Yamamoto Kansuke (Toshiro Mifune) is a general of warlord Takeda Shingen (Nakamura Kinnosuke), whose titular red banners are his trademark. Yamamoto has a ruthless but effective approach to battle and politics, and advises Takeda Shingen on almost everything he does, including the assassination of Suwa Yorishige (Akihiko Hirata). Of Lord Suwa's household, Princess Yu (Yoshiko Sakuma) refuses to commit suicide, and the film comes to center on a love triangle between the lord, his general, and the princess.

The film ends with the fourth Battle of Kawanakajima, in which Yamamoto erroneously believes his battle tactics have failed and commits a pincer attack, but is killed in action before the battle is won.

== Cast ==
- Toshiro Mifune – Kansuke Yamamoto
- Yoshiko Sakuma – Princess Yuu
- Nakamura Kinnosuke – Shingen Takeda
- Yujiro Ishihara – Kenshin Uesugi
- Katsuo Nakamura – Nobusato Itagaki
- Nakamura Kankurō V – Katsuyori Takeda
- Kan'emon Nakamura – Nobukata Itagaki
- Masakazu Tamura – Nobushige Takeda
- Mayumi Ozora – Princess Okoto
- Masao Shimizu : Yokota Takamatsu
- Ryūnosuke Tsukigata: Kasahara Kiyoshige
- Akihiko Hirata : Yorishige Suwa
- Ryosuke Kagawa : Nagasaka Yorihiro
- Yoshiko Kuga : Dame Sanjō
- Sachio Sakai : Yamagata Masakage
- Akira Kubo : Baba Nobuharu
- Yoshio Tsuchiya : Tsuchiya Masatsugu
- Takashi Shimura – Toramasa Obu
- Ken Ogata : Hatanaka

==Release==
Samurai Banners received a roadshow release in Japan by Toho on 1 February 1969. It received a wide release in Japan on 1 March 1969. The film was Toho's top-grossing film of the year and the top-grossing film among domestic releases in Japan in 1969.

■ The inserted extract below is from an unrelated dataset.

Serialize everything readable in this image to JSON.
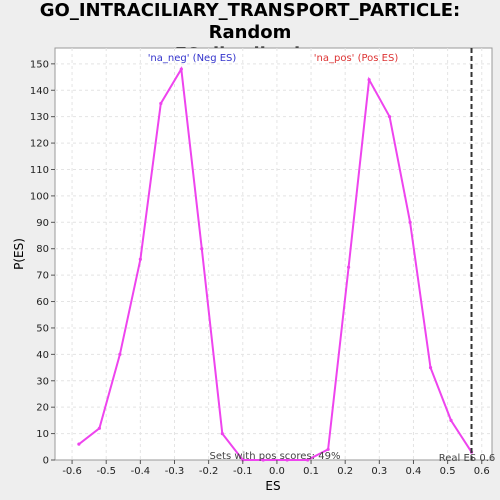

The film was released in the United States by Toho International under the title Under the Banner of the Samurai on June 24, 1969. It was later released to home video as Samurai Banners.

==Reception==
"Mosk." of Variety found that "even Mifune's unique presence fails to give this many new twists and provide dynamic stature or the poetic insights that marked some earlier Japanese films of this genre." The review concluded that "Mifune is spectacular as usual if the film's surface prettiness and melodramatic flourishes, without the deeper classic flair and rightness to make this more than a florid actioner, limit its art potential."